Spaniens große Energieversorger gehören bei der ökologischen Wende international zu den Vorreitern. Der Stromkonzern Iberdrola stellte schon vor langer Zeit sein Portfolio auf grüne Energiequellen um. Repsol gab als erster Erdölkonzern der Welt das Ziel aus, bis 2050 Netto-null-Emissionen bei Treibhausgas zu erreichen. Nun sind sich die beiden Schwergewichte des Ibex 35 in die Wolle geraten. Iberdrola legte vor Tagen bei einem Gericht in Santander eine Klage gegen Repsol ein, mit dem Vorwurf des Greenwashings in Bezug auf bestimmte Kampagnen. Der Ölkonzern reagierte verschnupft und führte den Schritt auf die „Nervosität“ des Stromproduzenten zurück. Iberdrola sei „ein Wettbewerbsumfeld nicht gewohnt, sondern eher die eigentümlichen Regeln eines ausgesprochen regulierten Marktes“, lästerte ein Sprecher von Repsol.

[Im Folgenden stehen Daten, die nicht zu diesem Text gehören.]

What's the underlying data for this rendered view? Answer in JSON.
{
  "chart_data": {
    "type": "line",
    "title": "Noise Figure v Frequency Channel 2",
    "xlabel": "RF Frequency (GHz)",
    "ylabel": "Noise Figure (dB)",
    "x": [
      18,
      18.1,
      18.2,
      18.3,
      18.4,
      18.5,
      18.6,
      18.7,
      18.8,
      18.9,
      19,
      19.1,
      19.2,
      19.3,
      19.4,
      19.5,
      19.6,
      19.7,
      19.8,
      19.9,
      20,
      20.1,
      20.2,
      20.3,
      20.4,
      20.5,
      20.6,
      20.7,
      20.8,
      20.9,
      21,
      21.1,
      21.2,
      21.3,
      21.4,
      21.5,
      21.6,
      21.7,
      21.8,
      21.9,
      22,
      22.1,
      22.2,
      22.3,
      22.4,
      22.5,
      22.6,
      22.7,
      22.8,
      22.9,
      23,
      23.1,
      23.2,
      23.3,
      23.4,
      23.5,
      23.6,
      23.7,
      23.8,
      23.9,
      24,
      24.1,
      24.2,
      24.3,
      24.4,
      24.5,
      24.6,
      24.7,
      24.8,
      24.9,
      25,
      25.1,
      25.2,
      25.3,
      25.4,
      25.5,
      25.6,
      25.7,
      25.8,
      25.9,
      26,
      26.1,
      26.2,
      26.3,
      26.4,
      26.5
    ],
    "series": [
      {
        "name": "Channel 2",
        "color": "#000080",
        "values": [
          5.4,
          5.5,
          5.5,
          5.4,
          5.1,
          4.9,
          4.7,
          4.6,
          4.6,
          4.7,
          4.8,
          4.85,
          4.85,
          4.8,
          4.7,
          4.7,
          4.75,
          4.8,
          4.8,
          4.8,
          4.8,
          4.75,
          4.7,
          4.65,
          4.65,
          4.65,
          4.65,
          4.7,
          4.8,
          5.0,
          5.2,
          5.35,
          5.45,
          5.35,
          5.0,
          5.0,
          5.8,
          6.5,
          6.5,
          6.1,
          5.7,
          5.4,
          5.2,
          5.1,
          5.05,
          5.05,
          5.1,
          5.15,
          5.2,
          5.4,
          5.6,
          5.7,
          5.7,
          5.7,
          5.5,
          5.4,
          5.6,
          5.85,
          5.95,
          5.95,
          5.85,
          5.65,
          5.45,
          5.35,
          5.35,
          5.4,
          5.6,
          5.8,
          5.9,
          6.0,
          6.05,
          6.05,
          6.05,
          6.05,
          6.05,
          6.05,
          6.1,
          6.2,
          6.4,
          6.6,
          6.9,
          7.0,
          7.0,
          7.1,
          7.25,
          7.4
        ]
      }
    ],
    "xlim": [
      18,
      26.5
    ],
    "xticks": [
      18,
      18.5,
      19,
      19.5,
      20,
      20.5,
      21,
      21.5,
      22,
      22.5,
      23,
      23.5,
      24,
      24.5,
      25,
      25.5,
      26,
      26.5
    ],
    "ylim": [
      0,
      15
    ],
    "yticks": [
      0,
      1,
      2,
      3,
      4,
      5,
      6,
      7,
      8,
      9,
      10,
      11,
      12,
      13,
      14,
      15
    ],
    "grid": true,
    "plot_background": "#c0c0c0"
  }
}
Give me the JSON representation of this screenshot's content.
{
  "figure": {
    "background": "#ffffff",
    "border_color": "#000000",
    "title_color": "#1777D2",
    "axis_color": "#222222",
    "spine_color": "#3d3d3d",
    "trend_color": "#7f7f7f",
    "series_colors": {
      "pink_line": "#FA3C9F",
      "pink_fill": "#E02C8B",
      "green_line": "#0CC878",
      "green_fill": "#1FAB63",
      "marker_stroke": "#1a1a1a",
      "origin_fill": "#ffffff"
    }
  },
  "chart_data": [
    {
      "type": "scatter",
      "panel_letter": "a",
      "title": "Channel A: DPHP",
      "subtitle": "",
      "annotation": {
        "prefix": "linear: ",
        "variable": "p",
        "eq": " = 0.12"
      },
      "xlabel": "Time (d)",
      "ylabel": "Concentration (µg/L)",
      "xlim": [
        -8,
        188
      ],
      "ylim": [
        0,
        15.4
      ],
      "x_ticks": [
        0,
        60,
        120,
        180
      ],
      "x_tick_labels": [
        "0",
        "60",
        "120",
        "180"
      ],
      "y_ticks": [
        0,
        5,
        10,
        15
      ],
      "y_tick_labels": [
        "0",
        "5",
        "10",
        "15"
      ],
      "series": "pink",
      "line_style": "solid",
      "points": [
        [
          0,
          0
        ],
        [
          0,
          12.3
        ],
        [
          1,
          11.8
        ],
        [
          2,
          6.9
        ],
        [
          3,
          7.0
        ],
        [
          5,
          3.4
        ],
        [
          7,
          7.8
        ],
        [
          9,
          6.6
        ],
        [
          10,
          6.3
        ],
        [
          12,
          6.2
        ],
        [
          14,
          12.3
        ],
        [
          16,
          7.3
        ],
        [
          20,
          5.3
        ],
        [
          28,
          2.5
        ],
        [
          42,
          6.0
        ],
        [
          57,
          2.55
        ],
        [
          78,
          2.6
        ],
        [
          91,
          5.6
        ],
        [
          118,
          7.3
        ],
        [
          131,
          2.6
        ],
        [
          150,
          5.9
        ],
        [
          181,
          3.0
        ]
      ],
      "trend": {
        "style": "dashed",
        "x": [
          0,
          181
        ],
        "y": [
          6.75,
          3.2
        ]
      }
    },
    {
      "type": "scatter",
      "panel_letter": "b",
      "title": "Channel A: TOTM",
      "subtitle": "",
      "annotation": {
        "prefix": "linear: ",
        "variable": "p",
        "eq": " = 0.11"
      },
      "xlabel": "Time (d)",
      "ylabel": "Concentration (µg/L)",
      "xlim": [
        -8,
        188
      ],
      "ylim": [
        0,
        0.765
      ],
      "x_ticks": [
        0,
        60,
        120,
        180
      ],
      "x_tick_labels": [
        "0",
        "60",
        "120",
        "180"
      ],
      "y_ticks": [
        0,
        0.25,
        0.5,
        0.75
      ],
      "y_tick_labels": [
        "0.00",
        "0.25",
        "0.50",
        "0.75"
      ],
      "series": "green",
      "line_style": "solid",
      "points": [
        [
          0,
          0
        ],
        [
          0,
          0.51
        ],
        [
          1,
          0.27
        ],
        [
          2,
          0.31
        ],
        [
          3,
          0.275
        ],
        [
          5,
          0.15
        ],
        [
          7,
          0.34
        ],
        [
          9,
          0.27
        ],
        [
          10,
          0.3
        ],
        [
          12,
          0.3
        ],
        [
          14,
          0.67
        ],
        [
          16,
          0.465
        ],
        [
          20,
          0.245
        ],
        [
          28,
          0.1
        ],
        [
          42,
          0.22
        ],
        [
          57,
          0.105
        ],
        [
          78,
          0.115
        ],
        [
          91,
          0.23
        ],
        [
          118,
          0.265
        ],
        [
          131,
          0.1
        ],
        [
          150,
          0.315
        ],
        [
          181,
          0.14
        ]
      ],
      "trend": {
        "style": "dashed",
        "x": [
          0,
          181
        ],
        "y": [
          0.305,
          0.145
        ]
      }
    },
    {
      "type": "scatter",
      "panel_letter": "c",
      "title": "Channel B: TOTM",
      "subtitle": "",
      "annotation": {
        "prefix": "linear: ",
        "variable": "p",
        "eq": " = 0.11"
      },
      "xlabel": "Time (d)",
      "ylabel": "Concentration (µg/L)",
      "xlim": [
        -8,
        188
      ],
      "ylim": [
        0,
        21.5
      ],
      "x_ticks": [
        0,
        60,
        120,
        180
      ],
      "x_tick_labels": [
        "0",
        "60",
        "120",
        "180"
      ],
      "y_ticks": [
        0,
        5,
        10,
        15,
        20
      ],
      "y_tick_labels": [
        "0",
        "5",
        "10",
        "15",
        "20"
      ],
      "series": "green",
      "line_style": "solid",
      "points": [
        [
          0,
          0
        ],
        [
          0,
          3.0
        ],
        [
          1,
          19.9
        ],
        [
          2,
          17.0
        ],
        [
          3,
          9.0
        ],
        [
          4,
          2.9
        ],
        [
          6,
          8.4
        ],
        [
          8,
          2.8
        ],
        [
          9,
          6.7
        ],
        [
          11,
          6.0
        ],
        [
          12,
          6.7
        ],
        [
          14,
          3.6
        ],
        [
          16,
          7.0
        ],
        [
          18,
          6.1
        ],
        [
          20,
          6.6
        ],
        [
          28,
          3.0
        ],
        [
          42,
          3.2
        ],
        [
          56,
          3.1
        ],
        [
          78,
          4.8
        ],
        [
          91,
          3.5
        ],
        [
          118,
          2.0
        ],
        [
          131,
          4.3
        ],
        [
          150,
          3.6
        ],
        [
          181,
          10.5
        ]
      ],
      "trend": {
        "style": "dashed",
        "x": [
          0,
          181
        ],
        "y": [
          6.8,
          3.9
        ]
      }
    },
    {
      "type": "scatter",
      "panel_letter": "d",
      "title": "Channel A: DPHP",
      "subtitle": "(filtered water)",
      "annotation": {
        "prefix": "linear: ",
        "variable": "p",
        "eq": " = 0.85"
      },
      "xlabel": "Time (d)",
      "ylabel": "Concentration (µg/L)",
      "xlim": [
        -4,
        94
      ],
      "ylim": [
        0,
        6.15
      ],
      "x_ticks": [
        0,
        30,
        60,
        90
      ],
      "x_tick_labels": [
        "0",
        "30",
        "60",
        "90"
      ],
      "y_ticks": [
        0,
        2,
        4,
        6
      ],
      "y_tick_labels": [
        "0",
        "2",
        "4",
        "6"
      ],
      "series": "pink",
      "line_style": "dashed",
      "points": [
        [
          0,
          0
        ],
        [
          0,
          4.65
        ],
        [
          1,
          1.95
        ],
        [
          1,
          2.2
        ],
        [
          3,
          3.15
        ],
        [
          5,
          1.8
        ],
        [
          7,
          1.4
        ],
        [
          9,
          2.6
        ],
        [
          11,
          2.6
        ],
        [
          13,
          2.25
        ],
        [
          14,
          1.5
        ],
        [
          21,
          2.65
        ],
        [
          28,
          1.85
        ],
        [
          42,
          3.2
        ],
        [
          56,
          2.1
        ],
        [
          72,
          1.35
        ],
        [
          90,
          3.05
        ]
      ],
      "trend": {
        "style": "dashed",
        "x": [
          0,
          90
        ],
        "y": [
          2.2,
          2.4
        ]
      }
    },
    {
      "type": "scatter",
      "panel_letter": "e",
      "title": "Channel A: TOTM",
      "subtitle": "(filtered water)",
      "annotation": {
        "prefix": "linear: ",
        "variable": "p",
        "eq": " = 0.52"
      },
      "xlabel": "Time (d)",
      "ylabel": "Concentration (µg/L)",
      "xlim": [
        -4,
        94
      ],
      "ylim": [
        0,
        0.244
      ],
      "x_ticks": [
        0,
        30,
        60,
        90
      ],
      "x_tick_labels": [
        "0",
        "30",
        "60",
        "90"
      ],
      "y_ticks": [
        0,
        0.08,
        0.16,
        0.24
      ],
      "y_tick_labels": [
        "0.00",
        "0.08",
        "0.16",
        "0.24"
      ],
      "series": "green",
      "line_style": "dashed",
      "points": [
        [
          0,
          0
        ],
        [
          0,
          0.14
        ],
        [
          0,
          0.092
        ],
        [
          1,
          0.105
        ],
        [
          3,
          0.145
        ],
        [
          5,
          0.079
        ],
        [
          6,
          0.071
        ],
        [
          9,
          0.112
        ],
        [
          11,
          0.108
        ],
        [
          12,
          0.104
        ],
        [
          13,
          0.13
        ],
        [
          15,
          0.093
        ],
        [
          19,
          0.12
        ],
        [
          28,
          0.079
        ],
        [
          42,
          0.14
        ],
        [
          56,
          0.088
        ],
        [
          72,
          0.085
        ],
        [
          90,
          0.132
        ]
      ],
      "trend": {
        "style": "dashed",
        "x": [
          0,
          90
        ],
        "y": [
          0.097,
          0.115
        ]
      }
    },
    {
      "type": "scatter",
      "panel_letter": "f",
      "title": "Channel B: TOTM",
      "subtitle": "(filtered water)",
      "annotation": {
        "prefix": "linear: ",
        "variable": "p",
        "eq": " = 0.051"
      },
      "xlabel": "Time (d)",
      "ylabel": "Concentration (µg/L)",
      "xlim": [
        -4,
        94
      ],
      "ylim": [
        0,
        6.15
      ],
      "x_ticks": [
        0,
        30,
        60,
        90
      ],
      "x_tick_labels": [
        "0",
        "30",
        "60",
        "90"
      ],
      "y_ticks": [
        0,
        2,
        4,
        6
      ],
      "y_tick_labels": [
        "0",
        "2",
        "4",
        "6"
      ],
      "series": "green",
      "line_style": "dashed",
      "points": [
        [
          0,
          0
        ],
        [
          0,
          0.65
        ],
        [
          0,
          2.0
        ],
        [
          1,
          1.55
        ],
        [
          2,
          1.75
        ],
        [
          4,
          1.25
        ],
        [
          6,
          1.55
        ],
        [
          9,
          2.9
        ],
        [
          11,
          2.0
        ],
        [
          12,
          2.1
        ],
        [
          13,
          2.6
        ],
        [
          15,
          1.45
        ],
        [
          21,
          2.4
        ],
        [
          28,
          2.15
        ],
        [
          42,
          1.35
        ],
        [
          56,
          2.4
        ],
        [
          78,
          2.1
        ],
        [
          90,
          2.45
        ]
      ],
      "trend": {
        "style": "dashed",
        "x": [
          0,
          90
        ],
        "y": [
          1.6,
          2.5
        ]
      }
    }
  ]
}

Als wäre ein Rechtsstreit der beiden Energieunternehmen nicht schon problematisch genug, schaltete sich auch die spanische Linksregierung ein. Die Ministerin für die ökologische Wende, Teresa Ribera, schrieb in Anspielung auf die Klage von Iberdrola auf X: „Der Überdruss über das #greenwashing kommt vor Gericht.“ Die Antwort ließ nicht lange auf sich warten. „Will man etwa, dass wir unsere Raffinerien mit den 28.000 Arbeitsplätzen schließen?“, fragte der CEO von Repsol, Josu Jon Imaz. Es ist schon der zweite Schlagabtausch zwischen dem Erdölmanager und Ribera, eine von drei Stellvertreterinnen von Ministerpräsident Pedro Sánchez, in diesem Jahr.

Politik bremst Energiewende aus

Dabei sind die Sozialisten von Sánchez und Ribera und Iberdrola ebenfalls keine Freunde. Der Vorsitzende des größten Stromkonzerns des Landes, Ignacio Sánchez Galán, wettert regelmäßig in ungewöhnlich scharfen Tönen über die Energiepolitik der Regierung, wie etwa die Sondersteuer auf die Übergewinne der Branche.

Die Energiewende in Spanien wird derweil von den instabilen politischen Verhältnissen gebremst. So verzichtet die Minderheitsregierung auf einen nachträglichen Haushalt für 2024, nachdem in Katalonien Neuwahlen im Mai ausgerufen wurden. Die Sozialisten meinen, dass man mitten im Wahlkampf unmöglich mit den katalanischen Separatisten über deren notwendige Stimmen für einen Haushalt im Parlament verhandeln könne. Dadurch müssen Maßnahmen wie die von der Automobilbranche geforderte steuerliche Förderung von Elektroautos erst einmal warten. Die katalanische Regierung steht ebenfalls ohne neuen Haushalt da.

Zugesagte Hilfen für die von der extremen Dürre geplagten Landwirte können daher nicht in vollem Umfang fließen. Das trifft besonders stark die Weinbauern im Penedés, der Hochburg des cavas. Eine der führenden Marken, Freixenet, stellt wegen des Ernteausfalls der Trauben den Prozess für den in Deutschland beliebten Schaumwein um und verkauft diesen zukünftig als „Freixenet Premium Sparkling Wine – Cuvée de España“. Damit könnten dann entweder Imaz oder Sánchez Galán auf das Gerichtsurteil anstoßen.